The advent of affordable whole-genome sequencing has spurred numerous large-scale projects aimed at inferring the tree of life, yet achieving a complete species-level phylogeny remains a distant goal due to significant costs and computational demands. Traditional species tree inference methods, though effective, are hampered by the need for high-coverage sequencing, high-quality genomic alignments, and extensive computational resources. To address these challenges, this study introduces WASTER, a novel tool for inferring species trees directly from short-read sequences. WASTER employs a k-mer based approach for identifying variable sites, circumventing the need for genome assembly and alignment. Using simulations, we demonstrate that WASTER achieves accuracy comparable to that of traditional alignment-based methods, even for low sequencing depth, and has substantially higher accuracy than other alignment-free methods. We validate WASTER's efficacy on real data, where it accurately reconstructs phylogenies of eukaryotic species with as low depth as 1.5X. WASTER provides a fast and efficient solution for phylogeny estimation in cases where genome assembly and/or alignment may bias analyses or is challenging, for example due to low sequencing depth. It also provides a method for generating guide trees for tree-based alignment algorithms. WASTER's ability to accurately estimate trees from low-coverage sequencing data without relying on assembly and alignment will lead to substantially reduced sequencing and computational costs in phylogenomic projects.

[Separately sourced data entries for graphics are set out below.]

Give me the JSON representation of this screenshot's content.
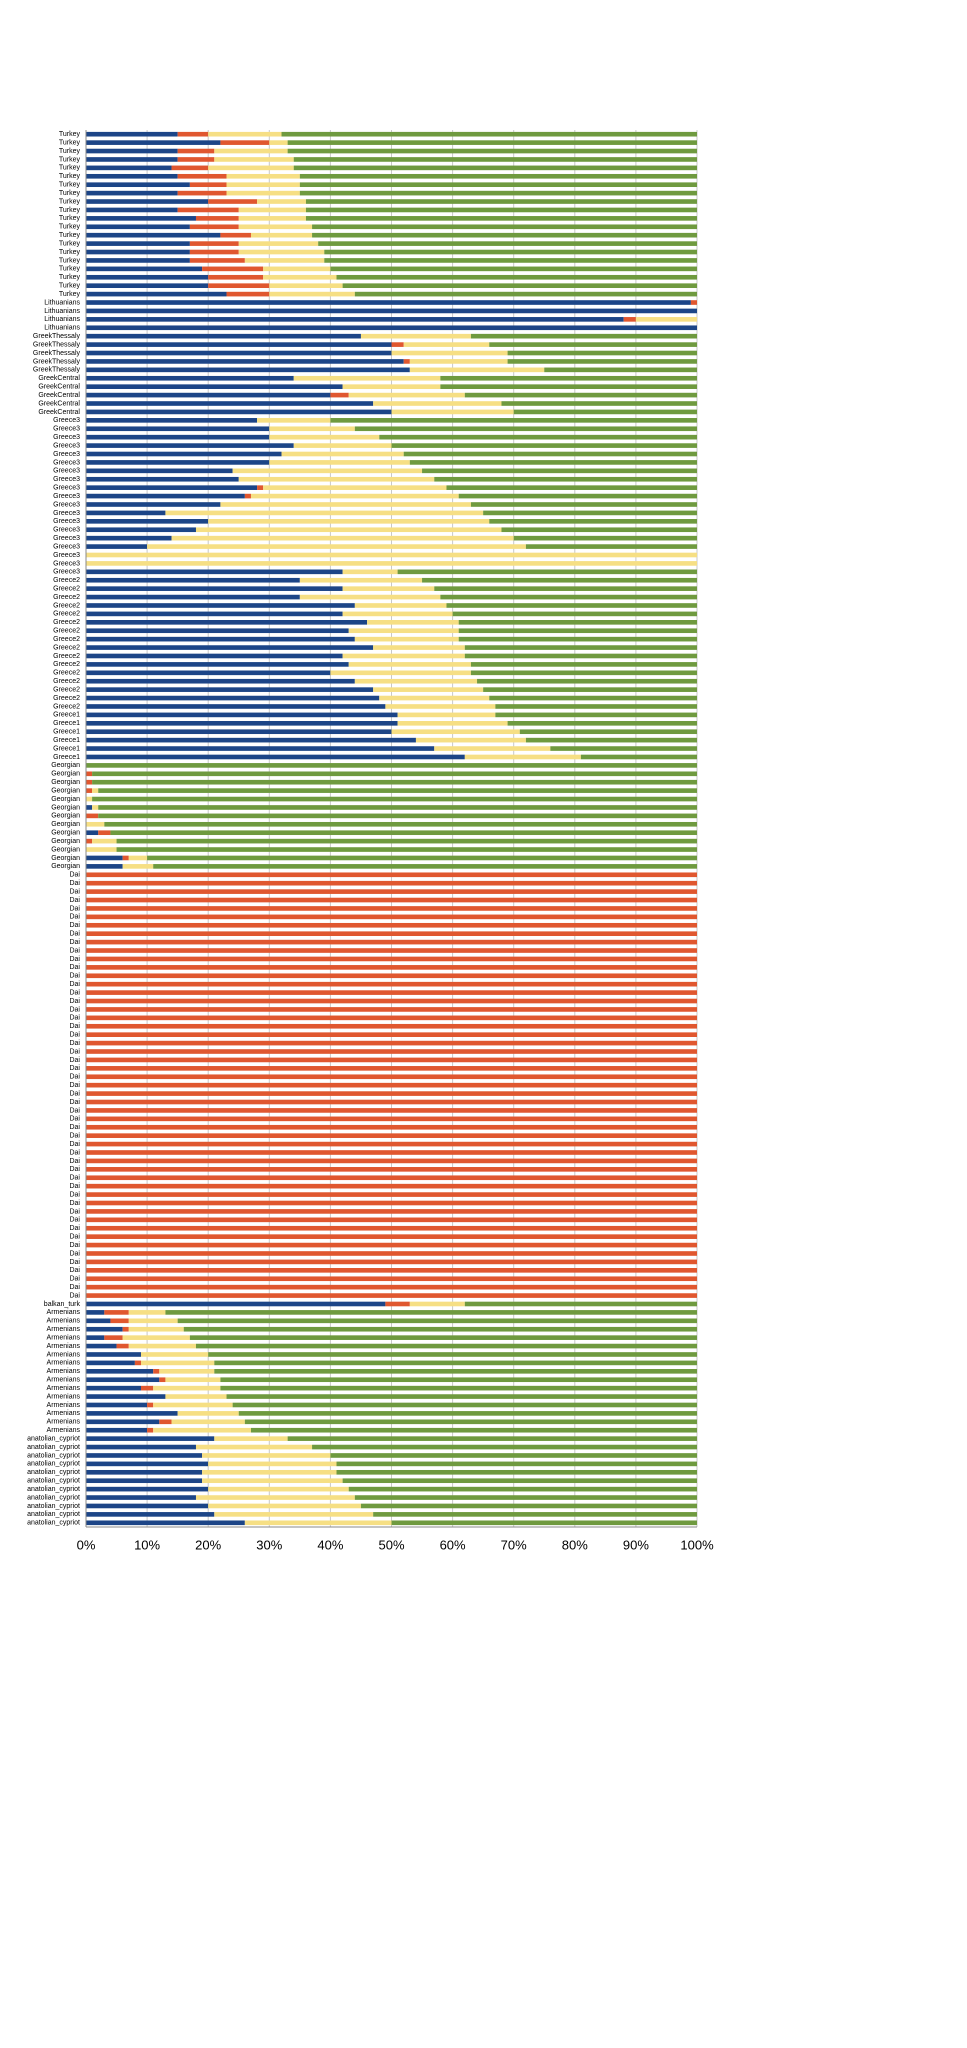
{
  "chart_data": {
    "type": "stacked-barh",
    "categories": [
      "Turkey",
      "Turkey",
      "Turkey",
      "Turkey",
      "Turkey",
      "Turkey",
      "Turkey",
      "Turkey",
      "Turkey",
      "Turkey",
      "Turkey",
      "Turkey",
      "Turkey",
      "Turkey",
      "Turkey",
      "Turkey",
      "Turkey",
      "Turkey",
      "Turkey",
      "Turkey",
      "Lithuanians",
      "Lithuanians",
      "Lithuanians",
      "Lithuanians",
      "GreekThessaly",
      "GreekThessaly",
      "GreekThessaly",
      "GreekThessaly",
      "GreekThessaly",
      "GreekCentral",
      "GreekCentral",
      "GreekCentral",
      "GreekCentral",
      "GreekCentral",
      "Greece3",
      "Greece3",
      "Greece3",
      "Greece3",
      "Greece3",
      "Greece3",
      "Greece3",
      "Greece3",
      "Greece3",
      "Greece3",
      "Greece3",
      "Greece3",
      "Greece3",
      "Greece3",
      "Greece3",
      "Greece3",
      "Greece3",
      "Greece3",
      "Greece3",
      "Greece2",
      "Greece2",
      "Greece2",
      "Greece2",
      "Greece2",
      "Greece2",
      "Greece2",
      "Greece2",
      "Greece2",
      "Greece2",
      "Greece2",
      "Greece2",
      "Greece2",
      "Greece2",
      "Greece2",
      "Greece2",
      "Greece1",
      "Greece1",
      "Greece1",
      "Greece1",
      "Greece1",
      "Greece1",
      "Georgian",
      "Georgian",
      "Georgian",
      "Georgian",
      "Georgian",
      "Georgian",
      "Georgian",
      "Georgian",
      "Georgian",
      "Georgian",
      "Georgian",
      "Georgian",
      "Georgian",
      "Dai",
      "Dai",
      "Dai",
      "Dai",
      "Dai",
      "Dai",
      "Dai",
      "Dai",
      "Dai",
      "Dai",
      "Dai",
      "Dai",
      "Dai",
      "Dai",
      "Dai",
      "Dai",
      "Dai",
      "Dai",
      "Dai",
      "Dai",
      "Dai",
      "Dai",
      "Dai",
      "Dai",
      "Dai",
      "Dai",
      "Dai",
      "Dai",
      "Dai",
      "Dai",
      "Dai",
      "Dai",
      "Dai",
      "Dai",
      "Dai",
      "Dai",
      "Dai",
      "Dai",
      "Dai",
      "Dai",
      "Dai",
      "Dai",
      "Dai",
      "Dai",
      "Dai",
      "Dai",
      "Dai",
      "Dai",
      "Dai",
      "Dai",
      "Dai",
      "balkan_turk",
      "Armenians",
      "Armenians",
      "Armenians",
      "Armenians",
      "Armenians",
      "Armenians",
      "Armenians",
      "Armenians",
      "Armenians",
      "Armenians",
      "Armenians",
      "Armenians",
      "Armenians",
      "Armenians",
      "Armenians",
      "anatolian_cypriot",
      "anatolian_cypriot",
      "anatolian_cypriot",
      "anatolian_cypriot",
      "anatolian_cypriot",
      "anatolian_cypriot",
      "anatolian_cypriot",
      "anatolian_cypriot",
      "anatolian_cypriot",
      "anatolian_cypriot",
      "anatolian_cypriot"
    ],
    "series": [
      {
        "color": "#1c4587",
        "values": [
          15,
          22,
          15,
          15,
          14,
          15,
          17,
          15,
          20,
          15,
          18,
          17,
          22,
          17,
          17,
          17,
          19,
          20,
          20,
          23,
          99,
          100,
          88,
          100,
          45,
          50,
          50,
          52,
          53,
          34,
          42,
          40,
          47,
          50,
          28,
          30,
          30,
          34,
          32,
          30,
          24,
          25,
          28,
          26,
          22,
          13,
          20,
          18,
          14,
          10,
          0,
          0,
          42,
          35,
          42,
          35,
          44,
          42,
          46,
          43,
          44,
          47,
          42,
          43,
          40,
          44,
          47,
          48,
          49,
          51,
          51,
          50,
          54,
          57,
          62,
          0,
          0,
          0,
          0,
          0,
          1,
          0,
          0,
          2,
          0,
          0,
          6,
          6,
          0,
          0,
          0,
          0,
          0,
          0,
          0,
          0,
          0,
          0,
          0,
          0,
          0,
          0,
          0,
          0,
          0,
          0,
          0,
          0,
          0,
          0,
          0,
          0,
          0,
          0,
          0,
          0,
          0,
          0,
          0,
          0,
          0,
          0,
          0,
          0,
          0,
          0,
          0,
          0,
          0,
          0,
          0,
          0,
          0,
          0,
          0,
          0,
          0,
          0,
          0,
          49,
          3,
          4,
          6,
          3,
          5,
          9,
          8,
          11,
          12,
          9,
          13,
          10,
          15,
          12,
          10,
          21,
          18,
          19,
          20,
          19,
          19,
          20,
          18,
          20,
          21,
          26
        ]
      },
      {
        "color": "#e0572f",
        "values": [
          5,
          8,
          6,
          6,
          6,
          8,
          6,
          8,
          8,
          10,
          7,
          8,
          5,
          8,
          8,
          9,
          10,
          9,
          10,
          7,
          1,
          0,
          2,
          0,
          0,
          2,
          0,
          1,
          0,
          0,
          0,
          3,
          0,
          0,
          0,
          0,
          0,
          0,
          0,
          0,
          0,
          0,
          1,
          1,
          0,
          0,
          0,
          0,
          0,
          0,
          0,
          0,
          0,
          0,
          0,
          0,
          0,
          0,
          0,
          0,
          0,
          0,
          0,
          0,
          0,
          0,
          0,
          0,
          0,
          0,
          0,
          0,
          0,
          0,
          0,
          0,
          1,
          1,
          1,
          0,
          0,
          2,
          0,
          2,
          1,
          0,
          1,
          0,
          100,
          100,
          100,
          100,
          100,
          100,
          100,
          100,
          100,
          100,
          100,
          100,
          100,
          100,
          100,
          100,
          100,
          100,
          100,
          100,
          100,
          100,
          100,
          100,
          100,
          100,
          100,
          100,
          100,
          100,
          100,
          100,
          100,
          100,
          100,
          100,
          100,
          100,
          100,
          100,
          100,
          100,
          100,
          100,
          100,
          100,
          100,
          100,
          100,
          100,
          100,
          4,
          4,
          3,
          1,
          3,
          2,
          0,
          1,
          1,
          1,
          2,
          0,
          1,
          0,
          2,
          1,
          0,
          0,
          0,
          0,
          0,
          0,
          0,
          0,
          0,
          0,
          0
        ]
      },
      {
        "color": "#f6df84",
        "values": [
          12,
          3,
          12,
          13,
          14,
          12,
          12,
          12,
          8,
          11,
          11,
          12,
          10,
          13,
          14,
          13,
          11,
          12,
          12,
          14,
          0,
          0,
          10,
          0,
          18,
          14,
          19,
          16,
          22,
          24,
          16,
          19,
          21,
          20,
          12,
          14,
          18,
          16,
          20,
          23,
          31,
          32,
          30,
          34,
          41,
          52,
          46,
          50,
          56,
          62,
          100,
          100,
          9,
          20,
          15,
          23,
          15,
          18,
          15,
          18,
          17,
          15,
          20,
          20,
          23,
          20,
          18,
          18,
          18,
          16,
          18,
          21,
          18,
          19,
          19,
          0,
          0,
          0,
          1,
          1,
          1,
          0,
          3,
          0,
          4,
          5,
          3,
          5,
          0,
          0,
          0,
          0,
          0,
          0,
          0,
          0,
          0,
          0,
          0,
          0,
          0,
          0,
          0,
          0,
          0,
          0,
          0,
          0,
          0,
          0,
          0,
          0,
          0,
          0,
          0,
          0,
          0,
          0,
          0,
          0,
          0,
          0,
          0,
          0,
          0,
          0,
          0,
          0,
          0,
          0,
          0,
          0,
          0,
          0,
          0,
          0,
          0,
          0,
          0,
          9,
          6,
          8,
          9,
          11,
          11,
          11,
          12,
          9,
          9,
          11,
          10,
          13,
          10,
          12,
          16,
          12,
          19,
          21,
          21,
          22,
          23,
          23,
          26,
          25,
          26,
          24
        ]
      },
      {
        "color": "#6f9a3f",
        "values": [
          68,
          67,
          67,
          66,
          66,
          65,
          65,
          65,
          64,
          64,
          64,
          63,
          63,
          62,
          61,
          61,
          60,
          59,
          58,
          56,
          0,
          0,
          0,
          0,
          37,
          34,
          31,
          31,
          25,
          42,
          42,
          38,
          32,
          30,
          60,
          56,
          52,
          50,
          48,
          47,
          45,
          43,
          41,
          39,
          37,
          35,
          34,
          32,
          30,
          28,
          0,
          0,
          49,
          45,
          43,
          42,
          41,
          40,
          39,
          39,
          39,
          38,
          38,
          37,
          37,
          36,
          35,
          34,
          33,
          33,
          31,
          29,
          28,
          24,
          19,
          100,
          99,
          99,
          98,
          99,
          98,
          98,
          97,
          96,
          95,
          95,
          90,
          89,
          0,
          0,
          0,
          0,
          0,
          0,
          0,
          0,
          0,
          0,
          0,
          0,
          0,
          0,
          0,
          0,
          0,
          0,
          0,
          0,
          0,
          0,
          0,
          0,
          0,
          0,
          0,
          0,
          0,
          0,
          0,
          0,
          0,
          0,
          0,
          0,
          0,
          0,
          0,
          0,
          0,
          0,
          0,
          0,
          0,
          0,
          0,
          0,
          0,
          0,
          0,
          38,
          87,
          85,
          84,
          83,
          82,
          80,
          79,
          79,
          78,
          78,
          77,
          76,
          75,
          74,
          73,
          67,
          63,
          60,
          59,
          59,
          58,
          57,
          56,
          55,
          53,
          50
        ]
      }
    ],
    "xlim": [
      0,
      100
    ],
    "xticks": [
      {
        "value": 0,
        "label": "0%"
      },
      {
        "value": 10,
        "label": "10%"
      },
      {
        "value": 20,
        "label": "20%"
      },
      {
        "value": 30,
        "label": "30%"
      },
      {
        "value": 40,
        "label": "40%"
      },
      {
        "value": 50,
        "label": "50%"
      },
      {
        "value": 60,
        "label": "60%"
      },
      {
        "value": 70,
        "label": "70%"
      },
      {
        "value": 80,
        "label": "80%"
      },
      {
        "value": 90,
        "label": "90%"
      },
      {
        "value": 100,
        "label": "100%"
      }
    ],
    "grid": true
  }
}
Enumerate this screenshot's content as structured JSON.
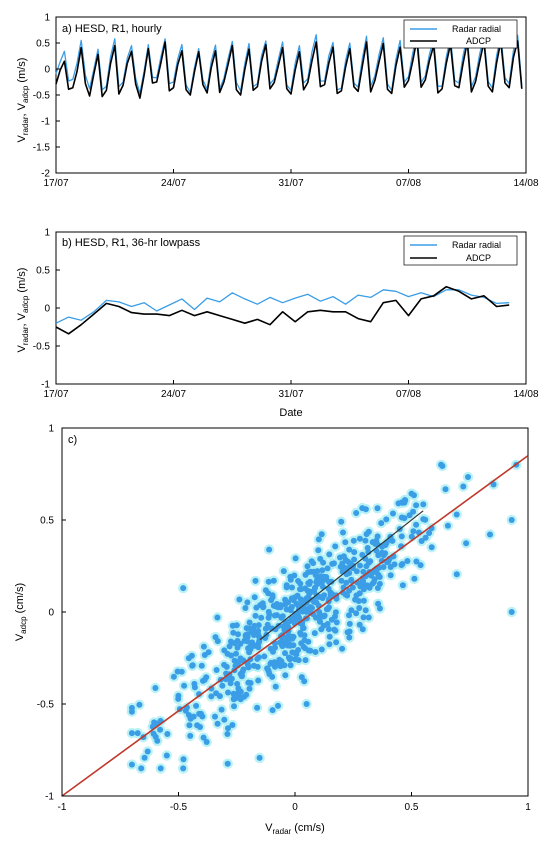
{
  "chart_data": [
    {
      "type": "line",
      "title": "a) HESD, R1, hourly",
      "xlabel": "",
      "ylabel": {
        "base1": "V",
        "sub1": "radar",
        "sep": ", V",
        "sub2": "adcp",
        "unit": " (m/s)"
      },
      "xlim": [
        "2019-07-17",
        "2019-08-14"
      ],
      "xtick_labels": [
        "17/07",
        "24/07",
        "31/07",
        "07/08",
        "14/08"
      ],
      "ylim": [
        -2,
        1
      ],
      "ytick_labels": [
        "-2",
        "-1.5",
        "-1",
        "-0.5",
        "0",
        "0.5",
        "1"
      ],
      "legend_position": "top-right",
      "grid": false,
      "sampling": "hourly",
      "series": [
        {
          "name": "Radar radial",
          "color": "#3a9de6",
          "x_start": "2019-07-17",
          "x_step_days": 0.25,
          "values": [
            -0.09,
            0.14,
            0.34,
            -0.23,
            -0.2,
            0.11,
            0.55,
            -0.12,
            -0.38,
            -0.01,
            0.38,
            -0.4,
            -0.33,
            0.24,
            0.58,
            -0.34,
            -0.25,
            0.21,
            0.45,
            -0.18,
            -0.47,
            -0.04,
            0.47,
            -0.16,
            -0.17,
            0.23,
            0.58,
            -0.28,
            -0.25,
            0.19,
            0.47,
            -0.31,
            -0.45,
            0.03,
            0.39,
            -0.21,
            -0.39,
            0.15,
            0.46,
            -0.38,
            -0.18,
            0.2,
            0.53,
            -0.26,
            -0.42,
            0.1,
            0.49,
            -0.34,
            -0.28,
            0.26,
            0.54,
            -0.29,
            -0.19,
            0.19,
            0.52,
            -0.31,
            -0.41,
            0.11,
            0.45,
            -0.27,
            -0.19,
            0.33,
            0.66,
            -0.23,
            -0.23,
            0.25,
            0.51,
            -0.4,
            -0.37,
            0.16,
            0.5,
            -0.27,
            -0.35,
            0.19,
            0.63,
            -0.33,
            -0.13,
            0.28,
            0.6,
            -0.29,
            -0.41,
            0.18,
            0.55,
            -0.25,
            -0.15,
            0.3,
            0.69,
            -0.26,
            -0.13,
            0.29,
            0.57,
            -0.33,
            -0.33,
            0.23,
            0.61,
            -0.22,
            -0.27,
            0.26,
            0.63,
            -0.34,
            -0.15,
            0.3,
            0.62,
            -0.24,
            -0.37,
            0.25,
            0.66,
            -0.17,
            -0.28,
            0.35,
            0.65,
            -0.31
          ],
          "description": "hourly radar radial velocity, oscillating roughly between -0.5 and 0.9 m/s"
        },
        {
          "name": "ADCP",
          "color": "#000000",
          "x_start": "2019-07-17",
          "x_step_days": 0.25,
          "values": [
            -0.29,
            -0.02,
            0.15,
            -0.39,
            -0.36,
            -0.05,
            0.41,
            -0.28,
            -0.52,
            -0.1,
            0.28,
            -0.53,
            -0.41,
            0.11,
            0.45,
            -0.48,
            -0.31,
            0.11,
            0.34,
            -0.29,
            -0.56,
            -0.12,
            0.39,
            -0.27,
            -0.25,
            0.12,
            0.52,
            -0.42,
            -0.36,
            0.08,
            0.35,
            -0.4,
            -0.5,
            -0.05,
            0.33,
            -0.3,
            -0.46,
            0.03,
            0.35,
            -0.45,
            -0.25,
            0.09,
            0.45,
            -0.4,
            -0.5,
            -0.01,
            0.38,
            -0.41,
            -0.34,
            0.15,
            0.47,
            -0.38,
            -0.26,
            0.07,
            0.41,
            -0.38,
            -0.48,
            -0.02,
            0.33,
            -0.4,
            -0.26,
            0.16,
            0.52,
            -0.34,
            -0.3,
            0.11,
            0.42,
            -0.47,
            -0.42,
            0.04,
            0.39,
            -0.34,
            -0.43,
            0.05,
            0.52,
            -0.44,
            -0.22,
            0.14,
            0.49,
            -0.39,
            -0.47,
            0.06,
            0.42,
            -0.35,
            -0.22,
            0.15,
            0.57,
            -0.35,
            -0.21,
            0.17,
            0.45,
            -0.46,
            -0.38,
            0.11,
            0.48,
            -0.32,
            -0.36,
            0.11,
            0.52,
            -0.44,
            -0.24,
            0.16,
            0.52,
            -0.33,
            -0.44,
            0.12,
            0.53,
            -0.27,
            -0.36,
            0.22,
            0.54,
            -0.38
          ],
          "description": "hourly ADCP velocity, oscillating roughly between -0.6 and 0.75 m/s"
        }
      ]
    },
    {
      "type": "line",
      "title": "b) HESD, R1, 36-hr lowpass",
      "xlabel": "Date",
      "ylabel": {
        "base1": "V",
        "sub1": "radar",
        "sep": ", V",
        "sub2": "adcp",
        "unit": " (m/s)"
      },
      "xlim": [
        "2019-07-17",
        "2019-08-14"
      ],
      "xtick_labels": [
        "17/07",
        "24/07",
        "31/07",
        "07/08",
        "14/08"
      ],
      "ylim": [
        -1,
        1
      ],
      "ytick_labels": [
        "-1",
        "-0.5",
        "0",
        "0.5",
        "1"
      ],
      "legend_position": "top-right",
      "grid": false,
      "series": [
        {
          "name": "Radar radial",
          "color": "#3a9de6",
          "x_days_since_start": [
            0,
            0.75,
            1.5,
            2.25,
            3,
            3.75,
            4.5,
            5.25,
            6,
            6.75,
            7.5,
            8.25,
            9,
            9.75,
            10.5,
            11.25,
            12,
            12.75,
            13.5,
            14.25,
            15,
            15.75,
            16.5,
            17.25,
            18,
            18.75,
            19.5,
            20.25,
            21,
            21.75,
            22.5,
            23.25,
            24,
            24.75,
            25.5,
            26.25,
            27
          ],
          "values": [
            -0.2,
            -0.12,
            -0.16,
            -0.05,
            0.1,
            0.08,
            0.02,
            0.07,
            -0.04,
            0.04,
            0.12,
            -0.02,
            0.13,
            0.08,
            0.2,
            0.12,
            0.05,
            0.14,
            0.07,
            0.13,
            0.18,
            0.09,
            0.15,
            0.05,
            0.17,
            0.14,
            0.24,
            0.22,
            0.15,
            0.2,
            0.15,
            0.24,
            0.24,
            0.17,
            0.14,
            0.06,
            0.07
          ]
        },
        {
          "name": "ADCP",
          "color": "#000000",
          "x_days_since_start": [
            0,
            0.75,
            1.5,
            2.25,
            3,
            3.75,
            4.5,
            5.25,
            6,
            6.75,
            7.5,
            8.25,
            9,
            9.75,
            10.5,
            11.25,
            12,
            12.75,
            13.5,
            14.25,
            15,
            15.75,
            16.5,
            17.25,
            18,
            18.75,
            19.5,
            20.25,
            21,
            21.75,
            22.5,
            23.25,
            24,
            24.75,
            25.5,
            26.25,
            27
          ],
          "values": [
            -0.25,
            -0.34,
            -0.22,
            -0.08,
            0.06,
            0.02,
            -0.06,
            -0.08,
            -0.08,
            -0.1,
            -0.03,
            -0.1,
            -0.05,
            -0.1,
            -0.15,
            -0.2,
            -0.15,
            -0.22,
            -0.05,
            -0.18,
            -0.05,
            -0.03,
            -0.05,
            -0.05,
            -0.14,
            -0.18,
            0.07,
            0.1,
            -0.1,
            0.12,
            0.16,
            0.28,
            0.22,
            0.12,
            0.16,
            0.02,
            0.04
          ]
        }
      ]
    },
    {
      "type": "scatter",
      "title": "c)",
      "xlabel": {
        "base": "V",
        "sub": "radar",
        "unit": " (cm/s)"
      },
      "ylabel": {
        "base": "V",
        "sub": "adcp",
        "unit": " (cm/s)"
      },
      "xlim": [
        -1,
        1
      ],
      "ylim": [
        -1,
        1
      ],
      "xtick_labels": [
        "-1",
        "-0.5",
        "0",
        "0.5",
        "1"
      ],
      "ytick_labels": [
        "-1",
        "-0.5",
        "0",
        "0.5",
        "1"
      ],
      "grid": false,
      "legend_position": "none",
      "point_color": "#3a9de6",
      "point_halo_color": "#aef0f5",
      "fit_line": {
        "color": "#c0392b",
        "x": [
          -1,
          1
        ],
        "y": [
          -1,
          0.85
        ]
      },
      "point_count": 620,
      "points_description": "cloud of ~620 points clustered along the fit line, V_adcp ≈ V_radar with spread ~0.15; x range about -0.7 to 0.95, y range about -0.85 to 0.8",
      "highlighted_points": [
        [
          -0.48,
          0.13
        ],
        [
          -0.48,
          -0.85
        ],
        [
          0.93,
          0.5
        ],
        [
          0.93,
          0.0
        ],
        [
          0.05,
          -0.5
        ]
      ],
      "diagonal_segment": {
        "color": "#333333",
        "x": [
          -0.15,
          0.55
        ],
        "y": [
          -0.15,
          0.55
        ]
      }
    }
  ]
}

价格亲民的全基因组测序技术的出现推动了众多旨在推断生命树的大型项目,但由于成本高昂和计算需求巨大,要实现完整的物种水平系统发育仍然是一个遥不可及的目标。传统的物种树推断方法虽然有效,但因需要高覆盖率测序、高质量的基因组比对以及大量计算资源而受到限制。为应对这些挑战,本研究引入了WASTER,这是一种直接从短读序列推断物种树的新型工具。WASTER采用基于k-mer的方法来识别可变位点,无需进行基因组组装和比对。通过模拟,我们证明即使在低测序深度的情况下,WASTER的准确性也与传统的基于比对的方法相当,并且比其他无比对方法的准确性高得多。我们在真实数据上验证了WASTER的有效性,它能够准确重建深度低至1.5X的真核生物物种的系统发育。在基因组组装和/或比对可能会使分析产生偏差或具有挑战性的情况下,例如由于测序深度低,WASTER为系统发育估计提供了一种快速有效的解决方案。它还提供了一种为基于树的比对算法生成引导树的方法。WASTER能够在不依赖组装和比对的情况下从低覆盖率测序数据中准确估计树,这将大幅降低系统发育基因组学项目中的测序和计算成本。